My parents own a dry-cleaning business in the Bay Area, which usually comes as no surprise to the Korean American community. Far from their dream job, my parents settled for a job that could potentially lead to a steady income to support themselves in a foreign country. Once my mom gave birth to my sister and me, it became too late for them to explore other job options and dry-cleaning became more than just an occupation.

Six days a week, my dad wakes up at the crack of dawn to open the store as my mom prepares their lunch (or do-shee-rrak) for the day. Their business has become a fine-tuned operation, with my dad cleaning the clothes and a number of employees steaming, ironing, and pressing the hundreds of clothes that come through the shop. My mom is the seamstress and usually handles customers, acting as the face of the store.

With my parents working eleven hours a day, I had to spend a lot of days at their store while I was growing up. I dreaded every day that I had to spend there. The heat from the machines suffocated me and the lack of activity made my time there insanely boring. As I got older, I was expected to help out with certain tasks like tagging, bagging, or sorting the clothes. It’s tedious and tiring work that leaves my 20-year-old muscles sore and aching at the end of the work day. I think of my parents as superheroes for being able to handle a physically demanding job, come home, and take care of two kids all at the age of 60.
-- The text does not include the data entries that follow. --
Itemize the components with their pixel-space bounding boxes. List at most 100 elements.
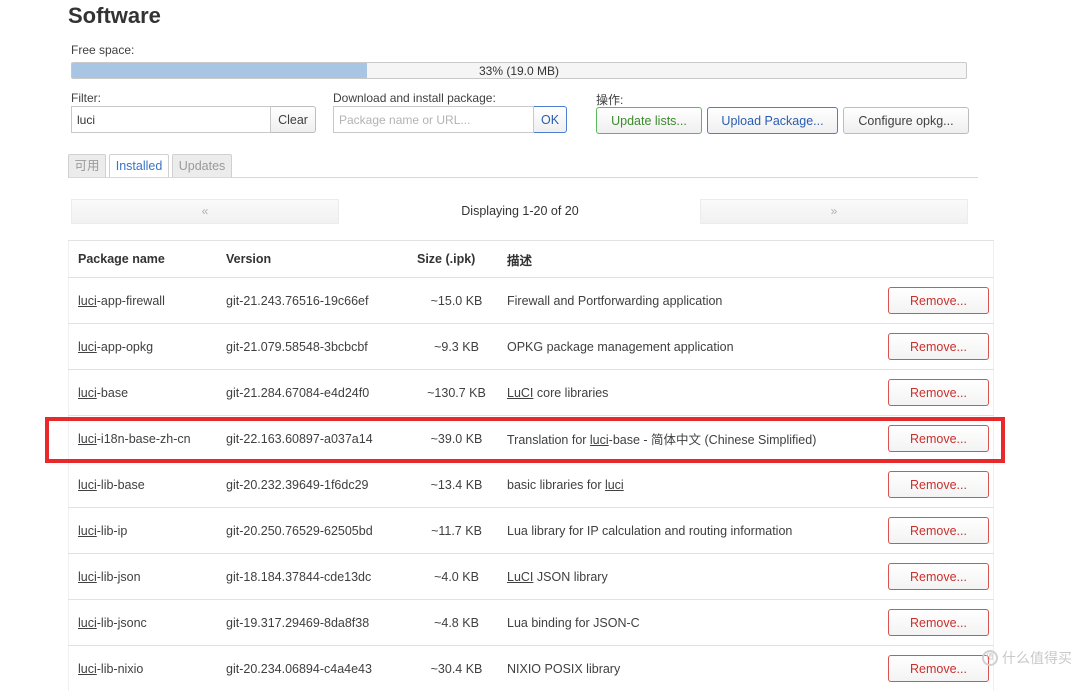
tab-installed[interactable]: Installed [109, 154, 169, 178]
package-name-cell: luci-lib-base [69, 462, 227, 508]
package-version: git-21.284.67084-e4d24f0 [226, 370, 406, 416]
package-actions: Remove... [867, 462, 994, 508]
description-segment: core libraries [533, 386, 608, 400]
package-size: ~39.0 KB [406, 416, 507, 462]
package-name-prefix: luci [78, 570, 97, 584]
header-version: Version [226, 241, 406, 278]
description-segment: LuCI [507, 570, 533, 584]
package-name-cell: luci-app-opkg [69, 324, 227, 370]
description-segment: NIXIO POSIX library [507, 662, 620, 676]
table-row: luci-lib-basegit-20.232.39649-1f6dc29~13… [69, 462, 994, 508]
remove-package-button[interactable]: Remove... [888, 517, 989, 544]
package-table: Package name Version Size (.ipk) 描述 luci… [68, 240, 994, 691]
package-version: git-20.250.76529-62505bd [226, 508, 406, 554]
package-name-suffix: -base [97, 386, 128, 400]
remove-package-button[interactable]: Remove... [888, 287, 989, 314]
install-ok-button[interactable]: OK [534, 106, 567, 133]
clear-filter-button[interactable]: Clear [271, 106, 316, 133]
free-space-text: 33% (19.0 MB) [72, 64, 966, 78]
package-name-cell: luci-i18n-base-zh-cn [69, 416, 227, 462]
remove-package-button[interactable]: Remove... [888, 563, 989, 590]
filter-input[interactable] [71, 106, 271, 133]
package-actions: Remove... [867, 554, 994, 600]
package-actions: Remove... [867, 416, 994, 462]
pager-prev-button[interactable]: « [71, 199, 339, 224]
remove-package-button[interactable]: Remove... [888, 609, 989, 636]
pager-status: Displaying 1-20 of 20 [360, 204, 680, 218]
tab-updates[interactable]: Updates [172, 154, 232, 177]
package-name-prefix: luci [78, 432, 97, 446]
description-segment: Lua binding for JSON-C [507, 616, 640, 630]
package-actions: Remove... [867, 324, 994, 370]
package-name-cell: luci-app-firewall [69, 278, 227, 324]
package-actions: Remove... [867, 370, 994, 416]
header-package-name: Package name [69, 241, 227, 278]
description-segment: luci [590, 433, 609, 447]
remove-package-button[interactable]: Remove... [888, 379, 989, 406]
package-version: git-22.163.60897-a037a14 [226, 416, 406, 462]
package-table-body: luci-app-firewallgit-21.243.76516-19c66e… [69, 278, 994, 691]
free-space-bar: 33% (19.0 MB) [71, 62, 967, 79]
description-segment: OPKG package management application [507, 340, 734, 354]
watermark-text: 什么值得买 [1002, 651, 1072, 667]
table-row: luci-i18n-base-zh-cngit-22.163.60897-a03… [69, 416, 994, 462]
table-row: luci-lib-jsoncgit-19.317.29469-8da8f38~4… [69, 600, 994, 646]
package-url-input[interactable] [333, 106, 534, 133]
remove-package-button[interactable]: Remove... [888, 333, 989, 360]
package-name-suffix: -app-firewall [97, 294, 165, 308]
package-size: ~11.7 KB [406, 508, 507, 554]
description-segment: Translation for [507, 433, 590, 447]
package-actions: Remove... [867, 600, 994, 646]
package-description: LuCI JSON library [507, 554, 867, 600]
package-name-cell: luci-lib-json [69, 554, 227, 600]
header-actions [867, 241, 994, 278]
page-title: Software [68, 3, 161, 29]
remove-package-button[interactable]: Remove... [888, 471, 989, 498]
description-segment: luci [605, 478, 624, 492]
description-segment: JSON library [533, 570, 607, 584]
description-segment: -base - 简体中文 (Chinese Simplified) [609, 433, 817, 447]
package-actions: Remove... [867, 278, 994, 324]
package-actions: Remove... [867, 646, 994, 691]
free-space-label: Free space: [71, 43, 134, 57]
package-name-prefix: luci [78, 616, 97, 630]
description-segment: Lua library for IP calculation and routi… [507, 524, 792, 538]
package-version: git-20.234.06894-c4a4e43 [226, 646, 406, 691]
package-version: git-19.317.29469-8da8f38 [226, 600, 406, 646]
table-row: luci-lib-jsongit-18.184.37844-cde13dc~4.… [69, 554, 994, 600]
update-lists-button[interactable]: Update lists... [596, 107, 702, 134]
package-version: git-21.079.58548-3bcbcbf [226, 324, 406, 370]
header-description: 描述 [507, 241, 867, 278]
remove-package-button[interactable]: Remove... [888, 425, 989, 452]
package-name-cell: luci-lib-nixio [69, 646, 227, 691]
description-segment: LuCI [507, 386, 533, 400]
configure-opkg-button[interactable]: Configure opkg... [843, 107, 969, 134]
package-size: ~30.4 KB [406, 646, 507, 691]
package-description: OPKG package management application [507, 324, 867, 370]
package-size: ~130.7 KB [406, 370, 507, 416]
upload-package-button[interactable]: Upload Package... [707, 107, 838, 134]
package-name-cell: luci-lib-jsonc [69, 600, 227, 646]
package-name-cell: luci-base [69, 370, 227, 416]
table-row: luci-lib-nixiogit-20.234.06894-c4a4e43~3… [69, 646, 994, 691]
package-name-suffix: -lib-base [97, 478, 145, 492]
tab-available[interactable]: 可用 [68, 154, 106, 177]
package-description: Firewall and Portforwarding application [507, 278, 867, 324]
package-description: Translation for luci-base - 简体中文 (Chines… [507, 416, 867, 462]
actions-label: 操作: [596, 91, 623, 108]
package-description: Lua library for IP calculation and routi… [507, 508, 867, 554]
package-name-suffix: -lib-json [97, 570, 141, 584]
table-row: luci-lib-ipgit-20.250.76529-62505bd~11.7… [69, 508, 994, 554]
pager-next-button[interactable]: » [700, 199, 968, 224]
package-description: Lua binding for JSON-C [507, 600, 867, 646]
table-row: luci-basegit-21.284.67084-e4d24f0~130.7 … [69, 370, 994, 416]
package-name-suffix: -app-opkg [97, 340, 153, 354]
package-description: LuCI core libraries [507, 370, 867, 416]
tabs-divider [68, 177, 978, 178]
package-name-prefix: luci [78, 524, 97, 538]
package-name-suffix: -lib-nixio [97, 662, 144, 676]
package-size: ~4.8 KB [406, 600, 507, 646]
package-version: git-21.243.76516-19c66ef [226, 278, 406, 324]
package-actions: Remove... [867, 508, 994, 554]
watermark: 什么值得买 [982, 648, 1072, 668]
In high school though, I resented whenever my parents brought up their sacrifices and their tireless work. Whenever I fell beneath their expectations, I listened to them remind me of their journey to the United States and their struggle to manage a business so that I can pursue my education and career. I hated listening to what I didn’t want to hear in times of failure, mostly because it made me feel guiltier for disappointing them.
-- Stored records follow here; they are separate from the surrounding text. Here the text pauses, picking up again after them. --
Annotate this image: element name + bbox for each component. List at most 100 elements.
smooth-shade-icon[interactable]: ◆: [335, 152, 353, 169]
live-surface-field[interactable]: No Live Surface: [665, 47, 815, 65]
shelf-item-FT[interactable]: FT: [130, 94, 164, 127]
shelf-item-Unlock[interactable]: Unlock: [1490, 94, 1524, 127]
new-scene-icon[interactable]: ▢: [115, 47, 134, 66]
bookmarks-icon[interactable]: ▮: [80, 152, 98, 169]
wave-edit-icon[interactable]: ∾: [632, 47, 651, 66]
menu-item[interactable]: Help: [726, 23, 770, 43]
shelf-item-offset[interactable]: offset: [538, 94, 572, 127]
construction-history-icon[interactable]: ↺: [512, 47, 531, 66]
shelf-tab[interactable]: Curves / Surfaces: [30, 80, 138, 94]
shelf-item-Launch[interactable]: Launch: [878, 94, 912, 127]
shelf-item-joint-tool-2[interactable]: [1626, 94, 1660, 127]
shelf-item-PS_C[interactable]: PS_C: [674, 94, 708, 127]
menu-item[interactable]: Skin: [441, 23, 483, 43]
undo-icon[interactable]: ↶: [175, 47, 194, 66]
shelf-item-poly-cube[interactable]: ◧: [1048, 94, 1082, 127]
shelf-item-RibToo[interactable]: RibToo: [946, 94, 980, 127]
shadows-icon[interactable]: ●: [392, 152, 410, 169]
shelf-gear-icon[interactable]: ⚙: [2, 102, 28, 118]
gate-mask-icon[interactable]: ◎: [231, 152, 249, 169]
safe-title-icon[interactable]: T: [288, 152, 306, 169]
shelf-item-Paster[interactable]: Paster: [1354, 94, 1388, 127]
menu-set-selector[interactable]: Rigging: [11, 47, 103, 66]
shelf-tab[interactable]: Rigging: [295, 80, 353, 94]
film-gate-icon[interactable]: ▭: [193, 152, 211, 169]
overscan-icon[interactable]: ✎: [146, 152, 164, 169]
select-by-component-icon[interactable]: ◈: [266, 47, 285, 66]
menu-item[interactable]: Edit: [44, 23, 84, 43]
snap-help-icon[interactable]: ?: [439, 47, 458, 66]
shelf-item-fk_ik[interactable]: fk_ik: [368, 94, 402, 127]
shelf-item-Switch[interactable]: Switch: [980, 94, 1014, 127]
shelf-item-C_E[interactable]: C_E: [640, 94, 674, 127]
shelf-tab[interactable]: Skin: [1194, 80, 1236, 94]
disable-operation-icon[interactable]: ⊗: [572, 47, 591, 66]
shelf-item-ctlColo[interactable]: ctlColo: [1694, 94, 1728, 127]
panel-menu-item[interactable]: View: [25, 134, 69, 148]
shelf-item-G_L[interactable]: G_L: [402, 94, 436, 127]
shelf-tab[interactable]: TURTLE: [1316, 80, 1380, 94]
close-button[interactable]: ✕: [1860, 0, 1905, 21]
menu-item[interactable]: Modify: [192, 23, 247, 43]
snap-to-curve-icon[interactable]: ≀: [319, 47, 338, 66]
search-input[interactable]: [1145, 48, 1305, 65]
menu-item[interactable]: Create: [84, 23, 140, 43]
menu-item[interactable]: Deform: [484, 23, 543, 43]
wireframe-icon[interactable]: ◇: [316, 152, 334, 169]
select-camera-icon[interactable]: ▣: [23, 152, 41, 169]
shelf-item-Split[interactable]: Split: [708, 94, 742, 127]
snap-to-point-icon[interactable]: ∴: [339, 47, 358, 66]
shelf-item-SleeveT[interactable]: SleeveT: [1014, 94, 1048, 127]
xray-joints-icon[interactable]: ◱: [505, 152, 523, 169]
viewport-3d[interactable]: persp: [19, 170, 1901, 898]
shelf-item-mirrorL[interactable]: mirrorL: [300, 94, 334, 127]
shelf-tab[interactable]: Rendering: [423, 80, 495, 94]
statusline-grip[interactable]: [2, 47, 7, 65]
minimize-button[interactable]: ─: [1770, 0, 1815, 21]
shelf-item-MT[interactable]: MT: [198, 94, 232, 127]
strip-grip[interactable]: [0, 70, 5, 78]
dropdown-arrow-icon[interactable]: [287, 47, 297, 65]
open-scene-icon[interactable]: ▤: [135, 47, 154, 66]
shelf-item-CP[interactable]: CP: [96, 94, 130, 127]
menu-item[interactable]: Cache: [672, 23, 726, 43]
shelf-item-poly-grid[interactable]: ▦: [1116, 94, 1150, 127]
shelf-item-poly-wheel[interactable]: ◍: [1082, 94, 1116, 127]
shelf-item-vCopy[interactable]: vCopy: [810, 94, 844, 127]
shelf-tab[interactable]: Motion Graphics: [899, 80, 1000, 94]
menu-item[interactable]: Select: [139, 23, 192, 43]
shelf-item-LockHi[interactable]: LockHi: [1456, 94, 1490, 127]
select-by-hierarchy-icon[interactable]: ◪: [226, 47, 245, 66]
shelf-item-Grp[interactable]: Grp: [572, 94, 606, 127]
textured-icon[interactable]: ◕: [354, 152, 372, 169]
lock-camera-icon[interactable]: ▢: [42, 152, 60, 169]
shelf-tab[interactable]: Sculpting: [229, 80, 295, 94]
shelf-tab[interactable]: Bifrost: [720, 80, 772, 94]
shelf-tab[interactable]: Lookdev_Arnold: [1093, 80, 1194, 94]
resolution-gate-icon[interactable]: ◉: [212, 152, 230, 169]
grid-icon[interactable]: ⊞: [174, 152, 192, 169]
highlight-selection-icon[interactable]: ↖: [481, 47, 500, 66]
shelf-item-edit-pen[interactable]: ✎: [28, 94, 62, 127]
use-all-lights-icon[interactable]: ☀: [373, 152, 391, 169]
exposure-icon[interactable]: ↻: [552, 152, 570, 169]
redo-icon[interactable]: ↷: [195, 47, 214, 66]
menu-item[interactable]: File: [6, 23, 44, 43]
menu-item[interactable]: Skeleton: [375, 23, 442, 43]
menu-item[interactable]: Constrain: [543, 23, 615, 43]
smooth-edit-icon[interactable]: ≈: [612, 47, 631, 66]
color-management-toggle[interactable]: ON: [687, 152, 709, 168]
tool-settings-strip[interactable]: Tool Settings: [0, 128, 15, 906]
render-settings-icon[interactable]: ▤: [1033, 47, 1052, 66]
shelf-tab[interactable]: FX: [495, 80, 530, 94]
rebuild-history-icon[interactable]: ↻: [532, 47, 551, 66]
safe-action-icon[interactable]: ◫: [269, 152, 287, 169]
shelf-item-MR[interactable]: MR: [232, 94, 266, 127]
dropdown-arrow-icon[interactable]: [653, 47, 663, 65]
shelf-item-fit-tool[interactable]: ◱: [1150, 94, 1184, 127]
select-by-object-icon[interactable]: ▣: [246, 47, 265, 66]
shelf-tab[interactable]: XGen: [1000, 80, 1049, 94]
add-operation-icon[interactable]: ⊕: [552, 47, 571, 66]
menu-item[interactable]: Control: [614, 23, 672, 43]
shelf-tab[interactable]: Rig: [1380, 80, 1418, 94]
I wrongly accused them of holding their sacrifices over my head. It made me feel stifled and hopeless, knowing that nothing I do or achieve could possibly mean as much as everything they’ve done for my family.

What I failed to understand was that their pursuit of the American dream is all they know. They’re not fluent in English nor have they assimilated to American culture. All they know of the United States is the broken promise of liberty and opportunity as they head to another day working at the dry-cleaners. As an American born Korean (ABK doesn’t sound as good, does it?), I didn’t even attempt to appreciate the struggle of two Korean immigrants and how their definition of “American dream” was creating potential opportunity for me.
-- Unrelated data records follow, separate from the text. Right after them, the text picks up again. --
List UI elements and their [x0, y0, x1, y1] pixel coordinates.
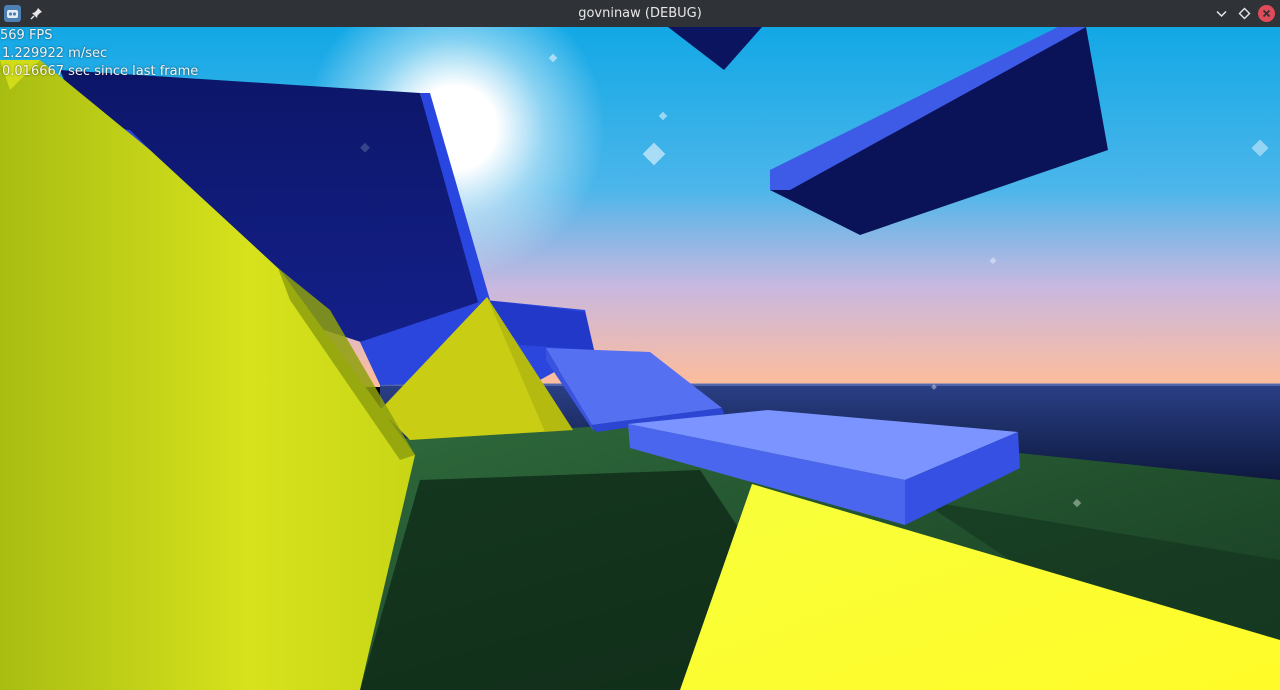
speed-readout: 1.229922 m/sec — [2, 46, 108, 61]
game-scene — [0, 27, 1280, 690]
chevron-down-icon[interactable] — [1213, 5, 1230, 22]
diamond-icon[interactable] — [1236, 5, 1253, 22]
game-window: govninaw (DEBUG) 569 FPS 1.229922 m/sec … — [0, 0, 1280, 690]
game-viewport[interactable] — [0, 27, 1280, 690]
close-icon[interactable] — [1258, 5, 1275, 22]
window-title: govninaw (DEBUG) — [578, 6, 702, 21]
frame-time-readout: 0.016667 sec since last frame — [2, 64, 199, 79]
title-bar[interactable]: govninaw (DEBUG) — [0, 0, 1280, 27]
fps-counter: 569 FPS — [0, 28, 53, 43]
debug-hud: 569 FPS 1.229922 m/sec 0.016667 sec sinc… — [0, 27, 198, 81]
I see how my parents’ struggle to find the right English words pierces their tongues as they speak; the way they quizzically stare at signage and how it embarrasses them to ask me what something means; and how they clutch onto Korean culture in fear that this foreign land will steal it away from them. As my parents struggle with the 5,264 mile distance between South Korea and their unfamiliar home in the United States, I feel my desperation to make them feel as if each exhausting day spent at the dry-cleaners is actually worth it.

This is the cry of a first-generation college student: to become something great all because my parents allowed it for me.